The National Popular Vote Interstate Compact is a nonpartisan solution that will solve this problem. This is an agreement among states to elect the president of the United States by a national popular vote that will accurately reflect the will of the majority of voters in the presidential election. It does not require a constitutional amendment. Instead, it requires the Electoral College to remain intact.
Once the compact is passed by states whose Electoral College votes total at least 270, every vote in every state will count toward the nationwide total. Voters who are registered with no party affiliation or with a third party will be just as valuable to every candidate as those who affiliate with a major party.
Currently 15 states and Washington, D.C., with a total of 196 electoral votes have already enacted the bill. Another nine states with a total of 84 electoral votes have passed the bill in at least one house of their legislature. When states totaling 270 electoral votes enact the bill, then the winner of the national popular vote and the winner of the Electoral College vote will always be the same person. Five times in U.S. history, that has not been the case.
In Florida, state Rep. Joe Geller has already introduced a bill in the House (HB 39) that has three co-sponsors. The bill is expected to be introduced in the Senate before the Legislature convenes in March.
Nationally, estimates show that at least 11 percent more people will vote if the compact is in place, because they understand that their vote truly matters, no matter where they live.
When the the compact is in force, electors in those states that do not adopt the national popular vote will continue to cast their Electoral College votes as their state legislature requires.

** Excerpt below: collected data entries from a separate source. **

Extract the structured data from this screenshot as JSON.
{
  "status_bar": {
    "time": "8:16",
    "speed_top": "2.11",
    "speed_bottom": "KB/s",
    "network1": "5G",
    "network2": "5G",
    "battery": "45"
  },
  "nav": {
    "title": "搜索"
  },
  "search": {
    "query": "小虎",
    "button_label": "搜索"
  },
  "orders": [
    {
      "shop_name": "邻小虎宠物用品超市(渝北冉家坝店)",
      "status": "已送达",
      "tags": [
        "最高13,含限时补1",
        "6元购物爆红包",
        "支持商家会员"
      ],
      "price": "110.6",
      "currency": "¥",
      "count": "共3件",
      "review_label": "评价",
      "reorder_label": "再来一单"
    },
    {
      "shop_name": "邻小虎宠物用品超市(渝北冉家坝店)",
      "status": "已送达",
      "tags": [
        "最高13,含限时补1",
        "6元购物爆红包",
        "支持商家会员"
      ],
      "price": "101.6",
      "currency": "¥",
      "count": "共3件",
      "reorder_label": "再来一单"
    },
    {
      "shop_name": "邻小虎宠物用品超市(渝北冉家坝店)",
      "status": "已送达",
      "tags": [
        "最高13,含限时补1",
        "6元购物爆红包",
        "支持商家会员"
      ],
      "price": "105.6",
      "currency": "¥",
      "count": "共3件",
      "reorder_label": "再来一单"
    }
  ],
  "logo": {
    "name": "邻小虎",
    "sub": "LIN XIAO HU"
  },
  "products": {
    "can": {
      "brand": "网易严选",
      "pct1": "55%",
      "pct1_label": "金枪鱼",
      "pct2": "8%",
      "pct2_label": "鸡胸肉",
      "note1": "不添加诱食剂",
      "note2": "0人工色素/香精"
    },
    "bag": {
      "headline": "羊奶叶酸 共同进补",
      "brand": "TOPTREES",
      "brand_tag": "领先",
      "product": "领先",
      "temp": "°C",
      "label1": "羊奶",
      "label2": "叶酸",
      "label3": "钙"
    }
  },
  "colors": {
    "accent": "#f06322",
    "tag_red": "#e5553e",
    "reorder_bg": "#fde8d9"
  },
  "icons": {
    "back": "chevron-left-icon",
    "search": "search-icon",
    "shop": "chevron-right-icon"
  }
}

However, because a majority of Electoral College votes will be cast for the candidate who wins the national popular vote, all votes in all states will count toward the national totals. Once every vote in every state and U.S. possession has been recorded, we will know who has been selected as president.

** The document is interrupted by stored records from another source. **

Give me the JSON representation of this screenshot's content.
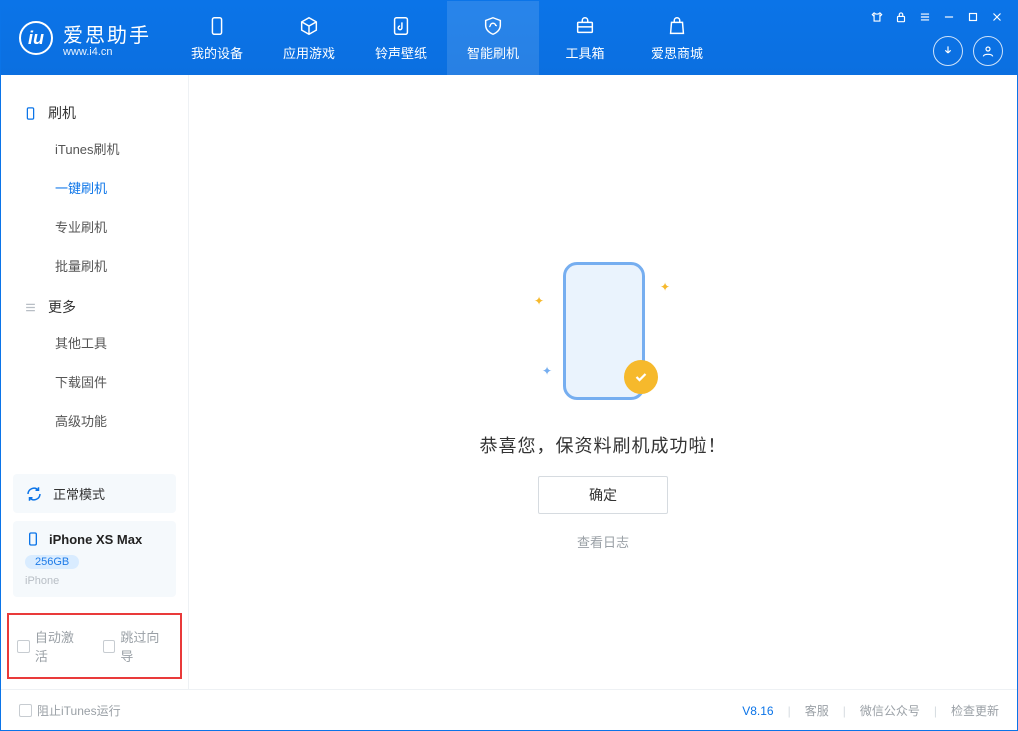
{
  "app": {
    "name": "爱思助手",
    "url": "www.i4.cn"
  },
  "nav": {
    "items": [
      {
        "label": "我的设备"
      },
      {
        "label": "应用游戏"
      },
      {
        "label": "铃声壁纸"
      },
      {
        "label": "智能刷机"
      },
      {
        "label": "工具箱"
      },
      {
        "label": "爱思商城"
      }
    ]
  },
  "sidebar": {
    "section1": {
      "title": "刷机",
      "items": [
        "iTunes刷机",
        "一键刷机",
        "专业刷机",
        "批量刷机"
      ]
    },
    "section2": {
      "title": "更多",
      "items": [
        "其他工具",
        "下载固件",
        "高级功能"
      ]
    }
  },
  "device": {
    "mode": "正常模式",
    "name": "iPhone XS Max",
    "capacity": "256GB",
    "type": "iPhone"
  },
  "options": {
    "auto_activate": "自动激活",
    "skip_guide": "跳过向导"
  },
  "main": {
    "success": "恭喜您，保资料刷机成功啦！",
    "ok": "确定",
    "view_log": "查看日志"
  },
  "footer": {
    "block_itunes": "阻止iTunes运行",
    "version": "V8.16",
    "service": "客服",
    "wechat": "微信公众号",
    "update": "检查更新"
  }
}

When presidential candidates know they need to win the popular vote — instead of winning a tiny margin of victory in a small handful of “battleground” states — it will force American politics back toward the center, where values such as collaboration, cooperation and compromise are both respected and practiced. Numerous nonpartisan national organizations support the bill precisely because they also support these values.
The Electoral College was created because our Founding Fathers had a difficult time making a decision on how to elect the president 233 years ago. Their compromise solution has failed us. The National Popular Vote Interstate Compact will strengthen voter confidence and give power back to the American people, which is why the Florida Legislature should adopt it.
Shirley Arcuri is Hillsborough County district chair, Cindy Donovan is Pasco County district chair, Marty Shapiro is South Pinellas County district chair and Ellen Siegman is North Pinellas County district chair for Floridians for the National Popular Vote.